Rebecca F. Spurrier contributed to the issue of Liturgy 31, no. 3, on “The Lord’s Table in a Changing World” by describing Holy Family, a church in which she served as an intern. She was advised to enter into the lives of the congregation – which was made up of people with mental illnesses and other disabilities – by “loitering with intent” to learn the rhythms of the community’s members.
In a many-layered essay, Spurrier makes challenging observations about the importance of a church home for people whose way of entering into that community may not seem at all familiar to many.
The majority of Holy Family congregants are unemployed and, therefore, have time to spend with one another throughout the week. In addition to Sunday and Wednesday services, congregants gather for arts, gardening, yoga, bingo, health clinics, and socializing on Tuesdays and Thursdays as part of Friendship Circle programs. At the center of a weeklong liturgy is the remembrance and anticipation of shared meals. Many of those who come to Holy Family eat together six or seven times a week.
When I describe writing about this parish for those outside the congregation, a congregant declares to me: “Tell people we’re good people. We love the Lord, and we eat all the time. Three times a day!” Outside of mealtimes, congregants recall the tastes of breakfast foods, discuss the lunch menu, conjure up meals eaten together at group homes, or remember childhood meals.
When I ask. . . members why they come to the church, they often talk about “something to do.” The irony to newcomers from outside of a group home system is that some of those who come to do something apparently do nothing. They sit side by side with other silent community members. They listen to others sing, watch others play bingo, and wait eagerly for meals to be given. They work with time in a different way than those of us who mark time through a series of accomplishments. . . .
Spurrier especially invites us to imagine the communion meal as a vehicle through which God, in sensate ways, becomes tangible goodness. It is a call to open our hearts to a new way of seeing the foretaste of the feast to come and the time it takes to savor it.
Even within a congregation like Holy Family––which expressly desires mental difference to be at the heart of its Eucharistic celebrations––there is a danger of . . . [wanting to] transform those who gather rather than inviting the experiences of disability to transform theological symbols and body practices. It is, for example, possible for wealthier members, volunteers, and visitors to serve meals and celebrate communion with those whose lives are different from their own and yet regard these persons as objects of pity, charity, or sentimentality. It is more difficult to envision all congregants as theological subjects whose own imagination and forms of gathering bespeak and enact God’s dream for the world. What might it mean, then, to pay attention to Holy Family not as a symbol of a future feast but as an experience of what it feels like to gather difference at a common table?. . . .
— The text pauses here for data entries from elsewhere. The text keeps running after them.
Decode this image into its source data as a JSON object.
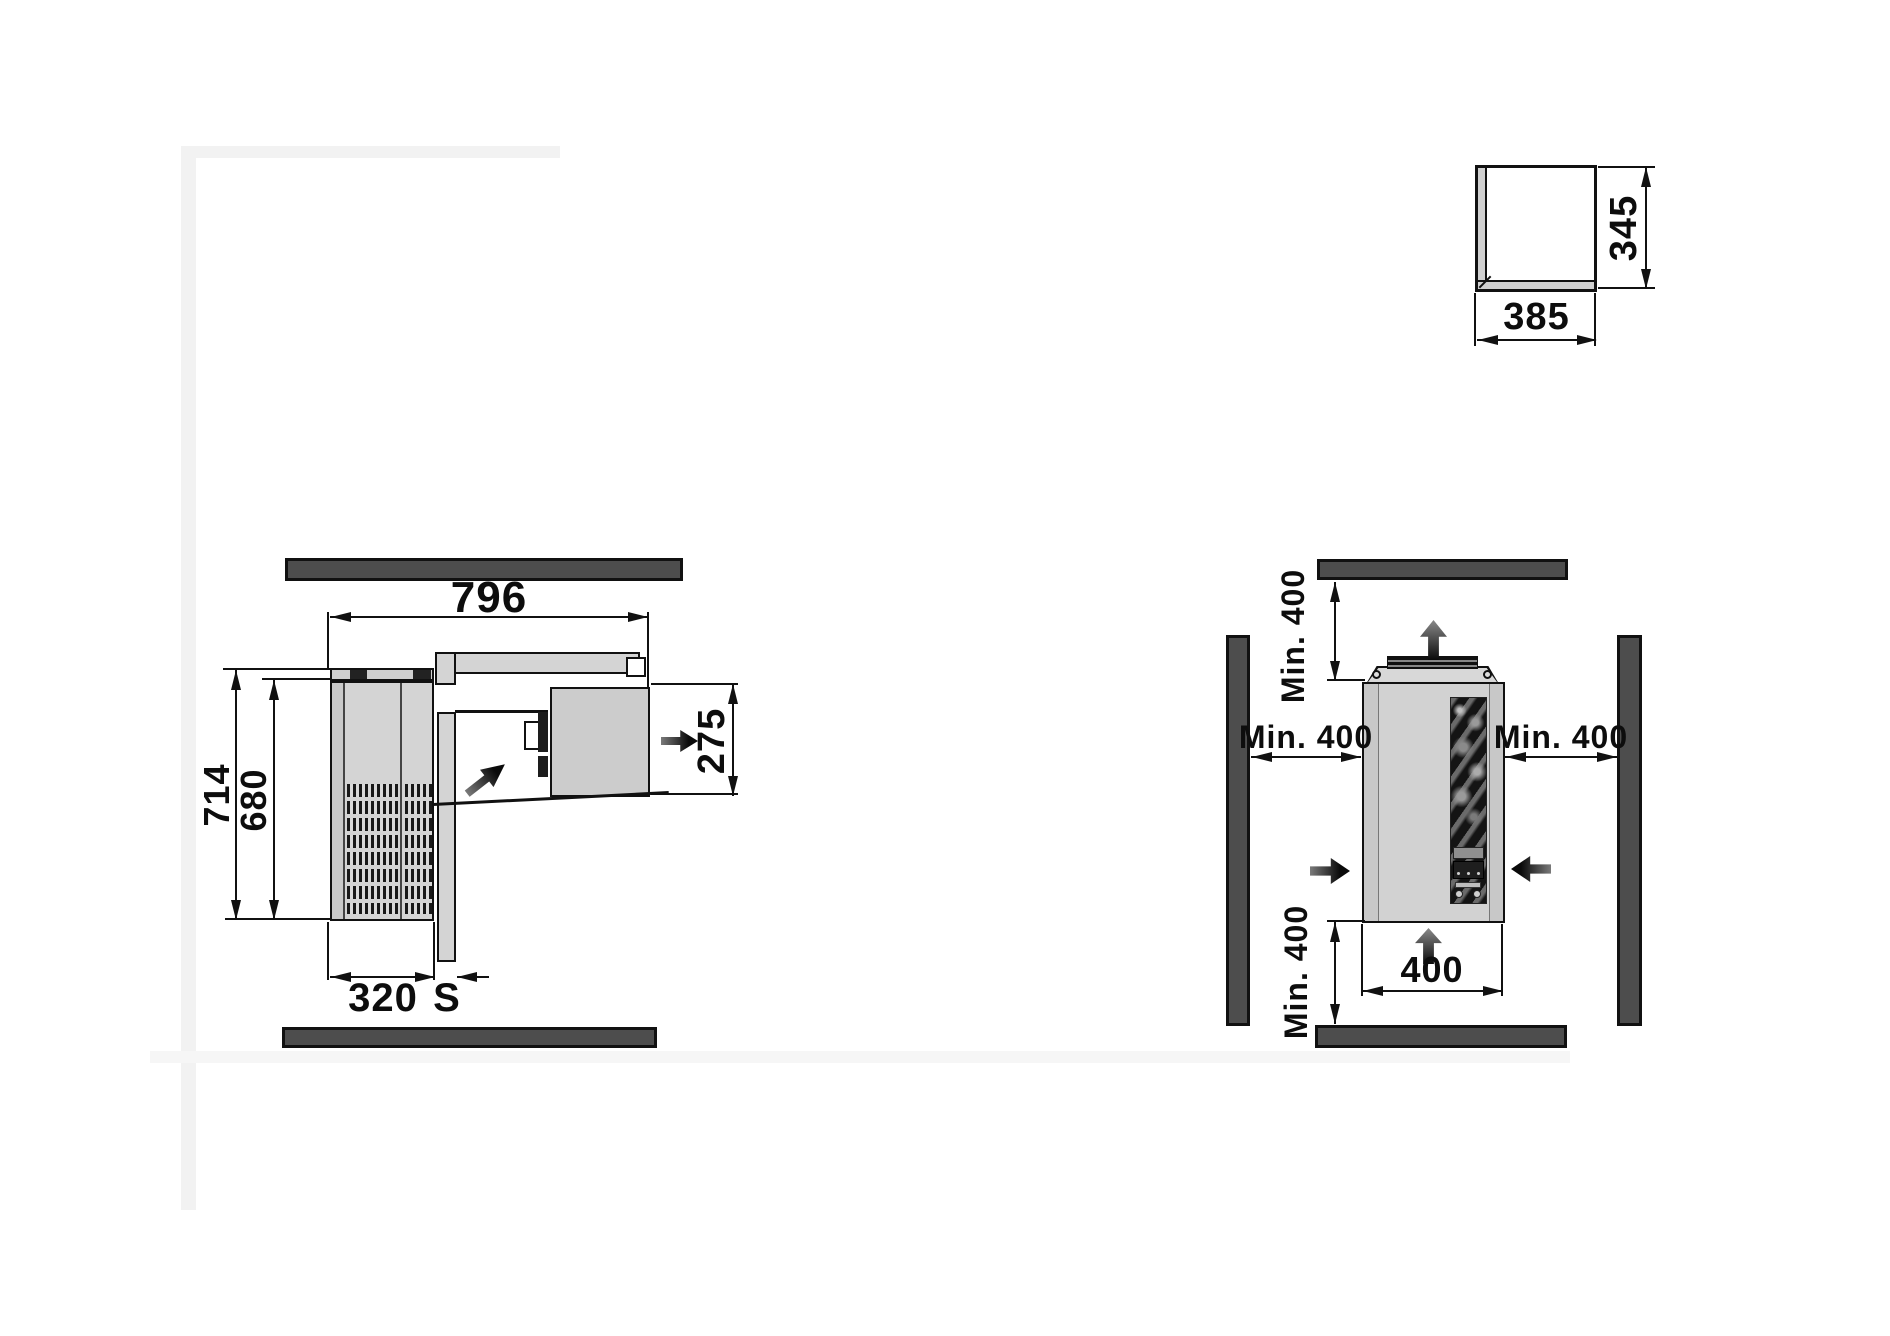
{
  "drawing": {
    "colors": {
      "wall": "#4d4d4d",
      "line": "#111111",
      "panel_light": "#d4d4d4",
      "panel_mid": "#c9c9c9",
      "arrow": "#1a1a1a",
      "background": "#ffffff"
    },
    "plan_view": {
      "width_total": "796",
      "depth_total": "714",
      "depth_inner": "680",
      "condenser_depth": "320",
      "wall_thickness": "S",
      "evaporator_depth": "275"
    },
    "front_view": {
      "clearance_top": "Min. 400",
      "clearance_left": "Min. 400",
      "clearance_right": "Min. 400",
      "clearance_bottom": "Min. 400",
      "unit_width": "400"
    },
    "cutout_detail": {
      "width": "385",
      "height": "345"
    },
    "icons": {
      "airflow_out": "thick-right-arrow",
      "airflow_intake_diagonal": "thick-diagonal-arrow",
      "airflow_up": "thick-up-arrow",
      "airflow_side_in": "thick-side-arrow"
    }
  }
}
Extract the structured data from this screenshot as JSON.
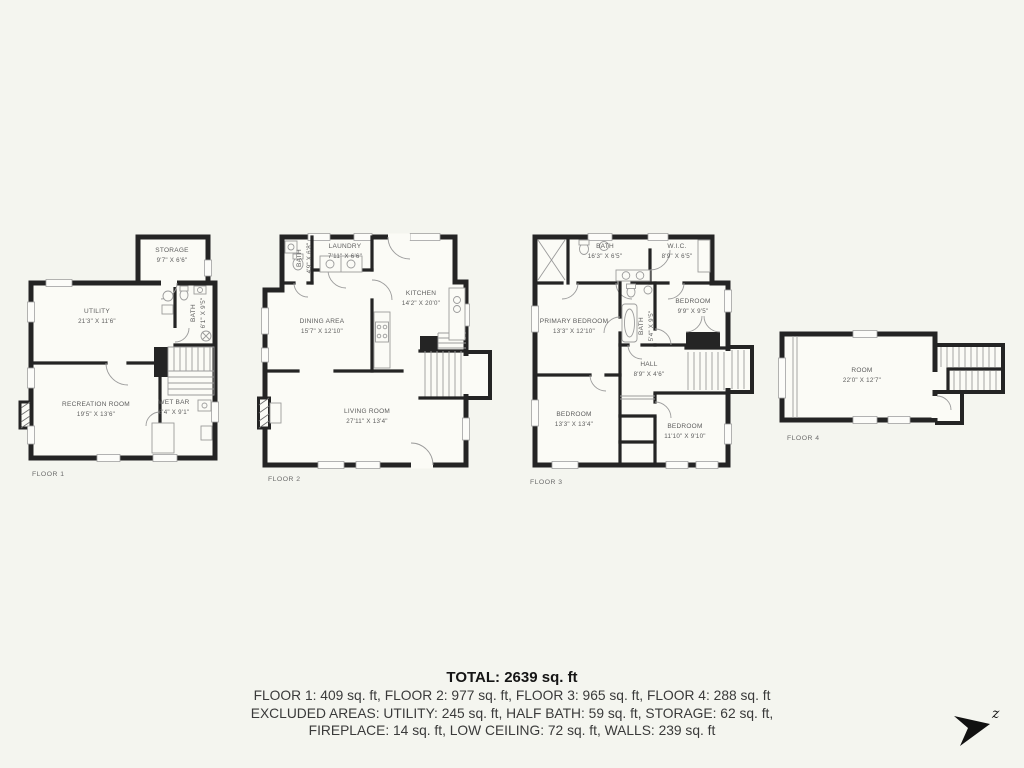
{
  "colors": {
    "background": "#f4f5ef",
    "walls": "#242424",
    "labels": "#5c5c5c"
  },
  "floors": [
    {
      "caption": "FLOOR 1",
      "rooms": [
        {
          "name": "STORAGE",
          "dims": "9'7\" X 6'6\""
        },
        {
          "name": "UTILITY",
          "dims": "21'3\" X 11'6\""
        },
        {
          "name": "BATH",
          "dims": "6'1\" X 9'5\""
        },
        {
          "name": "RECREATION ROOM",
          "dims": "19'5\" X 13'6\""
        },
        {
          "name": "WET BAR",
          "dims": "8'4\" X 9'1\""
        }
      ]
    },
    {
      "caption": "FLOOR 2",
      "rooms": [
        {
          "name": "LAUNDRY",
          "dims": "7'11\" X 6'6\""
        },
        {
          "name": "BATH",
          "dims": "4'9\" X 6'8\""
        },
        {
          "name": "KITCHEN",
          "dims": "14'2\" X 20'0\""
        },
        {
          "name": "DINING AREA",
          "dims": "15'7\" X 12'10\""
        },
        {
          "name": "LIVING ROOM",
          "dims": "27'11\" X 13'4\""
        }
      ]
    },
    {
      "caption": "FLOOR 3",
      "rooms": [
        {
          "name": "BATH",
          "dims": "16'3\" X 6'5\""
        },
        {
          "name": "W.I.C.",
          "dims": "8'9\" X 6'5\""
        },
        {
          "name": "PRIMARY BEDROOM",
          "dims": "13'3\" X 12'10\""
        },
        {
          "name": "BEDROOM",
          "dims": "9'9\" X 9'5\""
        },
        {
          "name": "BATH",
          "dims": "5'4\" X 9'5\""
        },
        {
          "name": "HALL",
          "dims": "8'9\" X 4'6\""
        },
        {
          "name": "BEDROOM",
          "dims": "13'3\" X 13'4\""
        },
        {
          "name": "BEDROOM",
          "dims": "11'10\" X 9'10\""
        }
      ]
    },
    {
      "caption": "FLOOR 4",
      "rooms": [
        {
          "name": "ROOM",
          "dims": "22'0\" X 12'7\""
        }
      ]
    }
  ],
  "summary": {
    "total": "TOTAL: 2639 sq. ft",
    "floors_line": "FLOOR 1: 409 sq. ft, FLOOR 2: 977 sq. ft, FLOOR 3: 965 sq. ft, FLOOR 4: 288 sq. ft",
    "excluded_line_1": "EXCLUDED AREAS: UTILITY: 245 sq. ft, HALF BATH: 59 sq. ft, STORAGE: 62 sq. ft,",
    "excluded_line_2": "FIREPLACE: 14 sq. ft, LOW CEILING: 72 sq. ft, WALLS: 239 sq. ft"
  },
  "compass": {
    "north_label": "z"
  }
}
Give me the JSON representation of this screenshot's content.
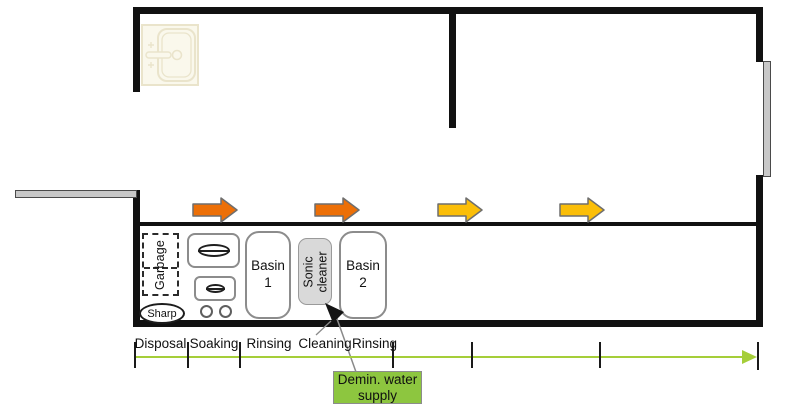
{
  "colors": {
    "wall": "#111111",
    "door_gray": "#c8c8c8",
    "flow_orange": "#EC6F07",
    "flow_yellow": "#FBBE08",
    "arrow_outline": "#6e6e6e",
    "timeline_green": "#A5CE39",
    "supply_green": "#8DC63F",
    "equipment_gray": "#D9D9D9",
    "sink_cream": "#FAF8EC",
    "sink_stroke": "#EAE4CB"
  },
  "counter": {
    "garbage": "Garbage",
    "sharp": "Sharp",
    "basin1": "Basin 1",
    "sonic_cleaner": "Sonic cleaner",
    "basin2": "Basin 2"
  },
  "stages": [
    "Disposal",
    "Soaking",
    "Rinsing",
    "Cleaning",
    "Rinsing"
  ],
  "annotation": {
    "demin_label": "Demin. water supply"
  }
}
If I imagine a time when everyone at Holy Family has access to the means to live, it begins with those who gather scattering out into one another’s lives across the divisions of ability, wealth, race, and security, to share the desires and aesthetics of many common tables. . . . As those who gather are sent into the world “to love and to serve” in a city where some congregants’ lives are of very little public worth, the pleasures of being fed well in a home of one’s own must be distributed; everyone who has access to a communion table also deserves access to what they need for the life anticipated by that table.
Rebecca F. Spurrier, “Disabling Eschatology: Time for the Table of Our Common Pleasure,” Liturgy 31, no. 3 (2016), 28-36.